Парадоксальный ответ, который находит Сократ, звучит не только в его словах, обращенных к Крониду, но и в предшествующем им аллегорическом рассказе о сыне, потерявшем отца и всю жизнь искавшем его. Не раз хотелось вечному скитальцу признать своими родными людей, даривших ему приют и ласку. Но проходило время, он замечал у приютивших его людей черты несовершенства и покидал гостеприимный кров. Так стремление найти родного отца, то есть идеал, побеждало желание окончательно принять удобную и привычную веру. Поэтому неудовлетворенность, непрестанное сомнение в открытой истине, нежелание превращать в веру, тщательно оберегаемую от разрушительного анализа, и являются твердым основанием того, что истина, часто кажущаяся иллюзорной, все-таки существует.

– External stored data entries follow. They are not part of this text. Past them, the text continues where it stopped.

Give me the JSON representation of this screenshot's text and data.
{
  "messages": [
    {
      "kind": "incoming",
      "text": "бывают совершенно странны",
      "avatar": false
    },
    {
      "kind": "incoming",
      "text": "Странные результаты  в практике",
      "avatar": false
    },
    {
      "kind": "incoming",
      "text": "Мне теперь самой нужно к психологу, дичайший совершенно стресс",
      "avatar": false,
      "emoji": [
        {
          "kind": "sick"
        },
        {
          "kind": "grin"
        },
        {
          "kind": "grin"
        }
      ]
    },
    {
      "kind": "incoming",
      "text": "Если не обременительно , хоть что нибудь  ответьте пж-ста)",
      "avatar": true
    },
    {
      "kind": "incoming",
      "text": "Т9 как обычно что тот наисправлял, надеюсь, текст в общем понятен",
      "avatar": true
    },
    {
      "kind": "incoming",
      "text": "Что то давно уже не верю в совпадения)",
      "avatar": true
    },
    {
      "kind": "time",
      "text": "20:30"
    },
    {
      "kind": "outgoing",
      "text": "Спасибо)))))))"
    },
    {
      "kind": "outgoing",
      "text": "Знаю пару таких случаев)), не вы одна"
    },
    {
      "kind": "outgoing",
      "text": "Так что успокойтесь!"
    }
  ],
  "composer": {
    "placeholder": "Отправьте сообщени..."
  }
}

С другой стороны, во многих своих произведениях Короленко исследовал, как идея превращается в веру, теория – в «строгий устав идейного монастыря» [16]16
  Бялый Г. А. В. Г. Короленко. Л., 1983. С. 71.


[Закрыть]
, частичное знание – в абсолютную истину, объясняющую весь мир. Причем в равной степени это относится и к правдоискателям из народа, и к правдоискателям-интеллигентам.

Короленко, в отличие, например, от Толстого, был писателем, которому не свойственны резкие идеологические сдвиги. Поэтому его ранний рассказ «Чудная» можно соотнести с одним из последних его произведений – «Письмами к Луначарскому». Элементы революционного сектантства он отмечал и у народников, и у иных деятелей революции 1917 года. В «Письмах к Луначарскому» он подчеркивал, что отсутствие гласности не может оправдываться никакими, даже революционными обстоятельствами, резко выступал против идеи классовой морали, против максимализма большевиков, с которыми он встречался, ожидающих наступления в самом ближайшем будущем коммунизма и потому не желающих считаться с реальностью.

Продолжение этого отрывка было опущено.